In order to get pregnant, a woman has to release an egg each month (ovulation). Women who have inconsistent periods may need testing to confirm they're ovulating. Tests related to ovulation include:
- A urine test at home can detect luteinizing hormone (LH), which appears in high levels in the urine just before ovulation.
- The doctor may check levels of the hormone progesterone in a woman's blood. Increases in progesterone indicate ovulation.
- A woman can check her body temperature each morning. Basal body temperature rises a bit just after ovulation. By checking her body temperature each morning, a woman can detect this rise, showing her ovulation pattern over months.
- The doctor may also run tests on a woman's thyroid, or check for other hormonal problems, to rule out underlying causes of missed or irregular ovulation.

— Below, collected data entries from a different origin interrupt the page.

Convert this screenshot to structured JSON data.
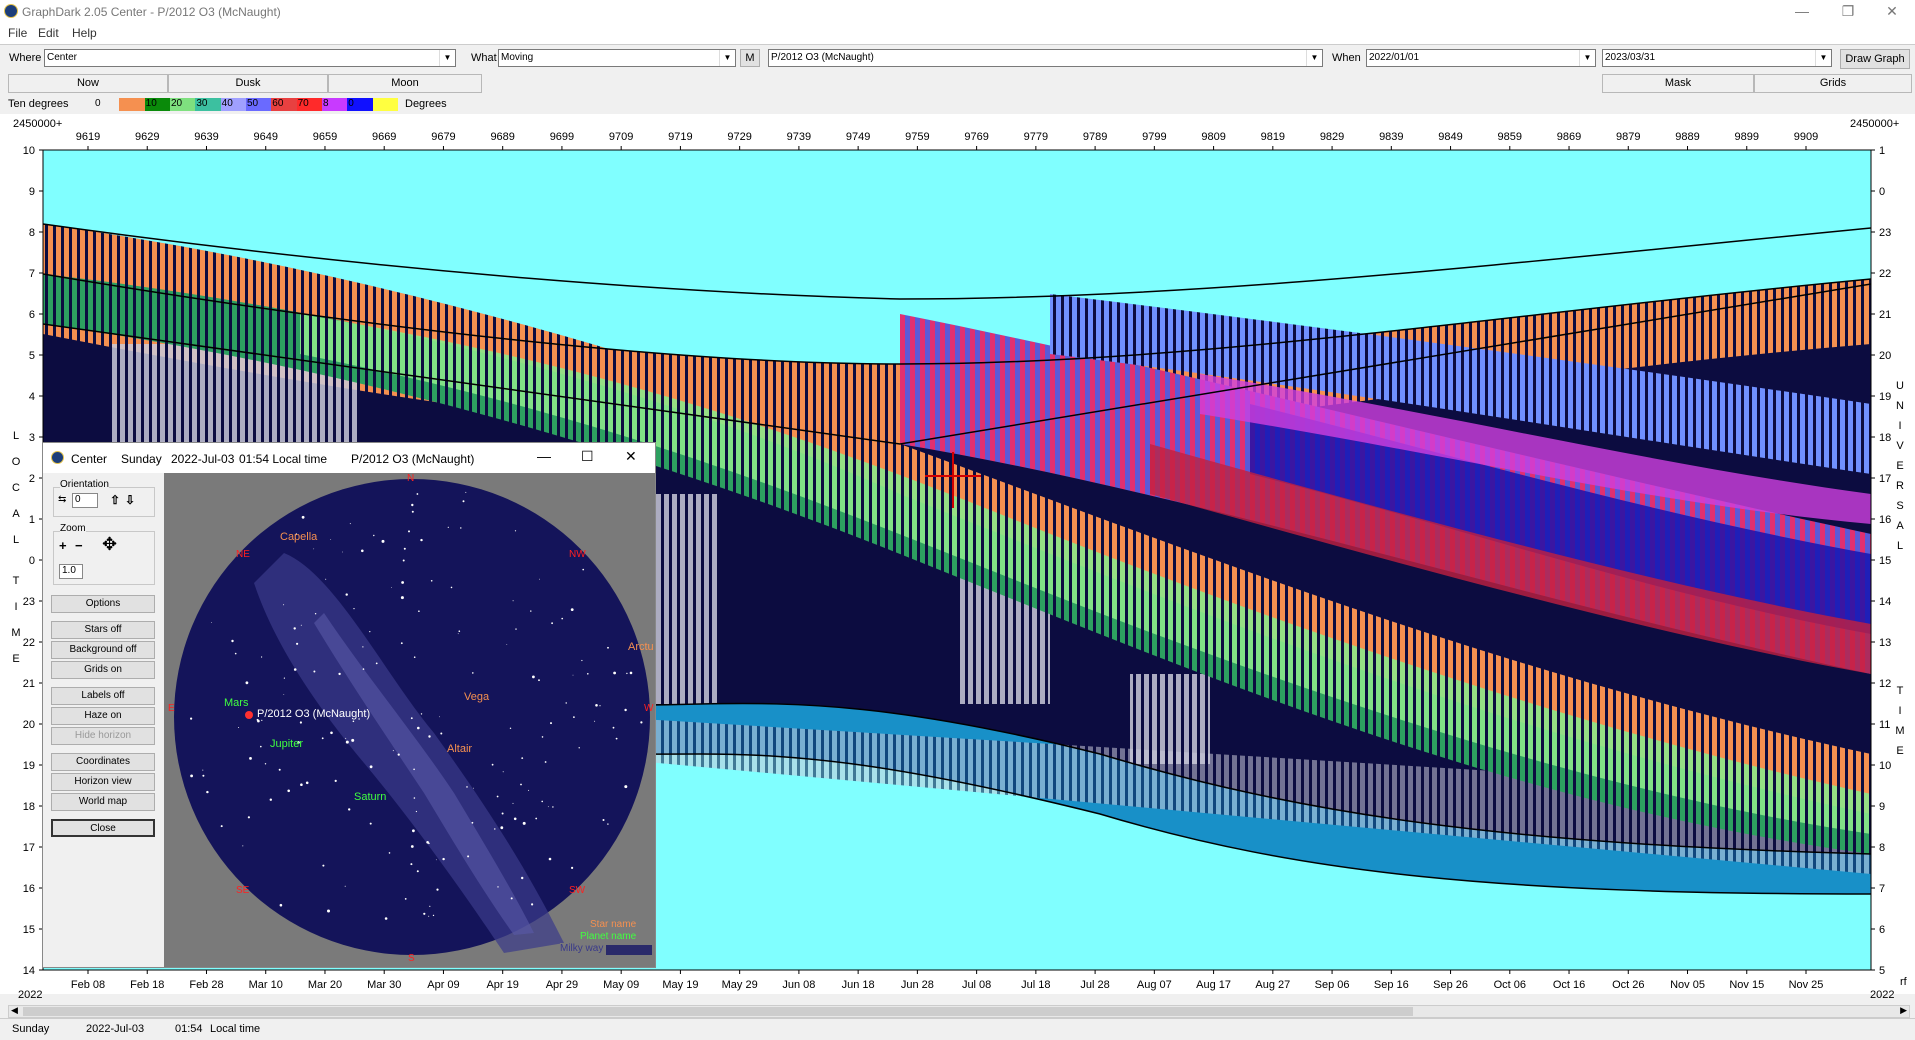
{
  "window": {
    "title": "GraphDark 2.05  Center  -  P/2012 O3 (McNaught)",
    "minimize": "—",
    "restore": "❐",
    "close": "✕"
  },
  "menu": [
    "File",
    "Edit",
    "Help"
  ],
  "toolbar": {
    "where_label": "Where",
    "where_value": "Center",
    "what_label": "What",
    "what_value": "Moving",
    "m_button": "M",
    "object_value": "P/2012 O3 (McNaught)",
    "when_label": "When",
    "start_date": "2022/01/01",
    "end_date": "2023/03/31",
    "draw_button": "Draw Graph"
  },
  "tabs": {
    "now": "Now",
    "dusk": "Dusk",
    "moon": "Moon",
    "mask": "Mask",
    "grids": "Grids"
  },
  "legend": {
    "label": "Ten degrees",
    "unit": "Degrees",
    "items": [
      {
        "text": "0",
        "color": "#f0f0f0"
      },
      {
        "text": "10",
        "color": "#0a8a0a"
      },
      {
        "text": "20",
        "color": "#7fe07f"
      },
      {
        "text": "30",
        "color": "#3cc0a0"
      },
      {
        "text": "40",
        "color": "#a0a0ff"
      },
      {
        "text": "50",
        "color": "#6a6aff"
      },
      {
        "text": "60",
        "color": "#e84040"
      },
      {
        "text": "70",
        "color": "#ff2a2a"
      },
      {
        "text": "8",
        "color": "#c83aff"
      },
      {
        "text": "0",
        "color": "#1010ff"
      },
      {
        "text": "",
        "color": "#ffff40"
      }
    ],
    "orange": "#f59050"
  },
  "plot": {
    "jd_prefix_left": "2450000+",
    "jd_prefix_right": "2450000+",
    "jd_ticks": [
      "9619",
      "9629",
      "9639",
      "9649",
      "9659",
      "9669",
      "9679",
      "9689",
      "9699",
      "9709",
      "9719",
      "9729",
      "9739",
      "9749",
      "9759",
      "9769",
      "9779",
      "9789",
      "9799",
      "9809",
      "9819",
      "9829",
      "9839",
      "9849",
      "9859",
      "9869",
      "9879",
      "9889",
      "9899",
      "9909"
    ],
    "date_ticks": [
      "Feb 08",
      "Feb 18",
      "Feb 28",
      "Mar 10",
      "Mar 20",
      "Mar 30",
      "Apr 09",
      "Apr 19",
      "Apr 29",
      "May 09",
      "May 19",
      "May 29",
      "Jun 08",
      "Jun 18",
      "Jun 28",
      "Jul 08",
      "Jul 18",
      "Jul 28",
      "Aug 07",
      "Aug 17",
      "Aug 27",
      "Sep 06",
      "Sep 16",
      "Sep 26",
      "Oct 06",
      "Oct 16",
      "Oct 26",
      "Nov 05",
      "Nov 15",
      "Nov 25"
    ],
    "year_left": "2022",
    "year_right": "2022",
    "left_ticks": [
      "10",
      "9",
      "8",
      "7",
      "6",
      "5",
      "4",
      "3",
      "2",
      "1",
      "0",
      "23",
      "22",
      "21",
      "20",
      "19",
      "18",
      "17",
      "16",
      "15",
      "14"
    ],
    "right_ticks": [
      "1",
      "0",
      "23",
      "22",
      "21",
      "20",
      "19",
      "18",
      "17",
      "16",
      "15",
      "14",
      "13",
      "12",
      "11",
      "10",
      "9",
      "8",
      "7",
      "6",
      "5"
    ],
    "left_axis_title": [
      "L",
      "O",
      "C",
      "A",
      "L",
      "",
      "T",
      "I",
      "M",
      "E"
    ],
    "right_axis_title": [
      "U",
      "N",
      "I",
      "V",
      "E",
      "R",
      "S",
      "A",
      "L",
      "",
      "T",
      "I",
      "M",
      "E"
    ],
    "right_corner": "rf",
    "colors": {
      "sky": "#80ffff",
      "night": "#0c0c40",
      "twilight": "#1890c8"
    }
  },
  "popup": {
    "title_where": "Center",
    "title_day": "Sunday",
    "title_date": "2022-Jul-03",
    "title_time": "01:54 Local time",
    "title_object": "P/2012 O3 (McNaught)",
    "orientation_label": "Orientation",
    "orientation_value": "0",
    "zoom_label": "Zoom",
    "zoom_value": "1.0",
    "buttons": {
      "options": "Options",
      "stars": "Stars off",
      "background": "Background off",
      "grids": "Grids on",
      "labels": "Labels off",
      "haze": "Haze on",
      "hide_horizon": "Hide horizon",
      "coordinates": "Coordinates",
      "horizon_view": "Horizon view",
      "world_map": "World map",
      "close": "Close"
    },
    "compass": {
      "n": "N",
      "ne": "NE",
      "nw": "NW",
      "e": "E",
      "w": "W",
      "se": "SE",
      "sw": "SW",
      "s": "S"
    },
    "objects": {
      "capella": "Capella",
      "vega": "Vega",
      "arcturus": "Arctu",
      "mars": "Mars",
      "comet": "P/2012 O3 (McNaught)",
      "jupiter": "Jupiter",
      "altair": "Altair",
      "saturn": "Saturn"
    },
    "legend": {
      "star": "Star name",
      "planet": "Planet name",
      "milky": "Milky way"
    }
  },
  "status": {
    "day": "Sunday",
    "date": "2022-Jul-03",
    "time": "01:54",
    "time_label": "Local time"
  }
}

Tests of Reproductive Organs
The uterus, fallopian tubes, and ovaries must all be working well in order to get pregnant. Different procedures can check the health of these organs:
- Hysterosalpinogram. Also called an HSG or "tubogram," a series of X-rays is taken of the woman's fallopian tubes and uterus after a liquid dye has been injected through the vagina. Another method involves using saline and air instead of dye and an ultrasound. The HSG can help diagnose fallopian tube blockages and defects of the uterus. If one of the tubes is blocked, the obstruction should be seen on an X-ray. An HSG is usually done just after a menstrual period.
- Transvaginal ultrasound. An ultrasound wand is introduced into the vagina to bring it close to the pelvic organs. Using sound waves, a doctor can see images of the ovaries and uterus. Often the doctor can determine whether there are follicles in the ovaries.
- Hysteroscopy. A thin, flexible tube with a camera on its lighted end is threaded through the cervix into the uterus. The doctor can see problems with the uterus, and take tissue samples if needed.
- Laparoscopy. Small cuts are made in the abdomen and tools including a camera inserted into the belly. This surgery can evaluate the entire pelvis and potentially correct problems, such as endometriosis. However, laparoscopy is invasive and involves small risks.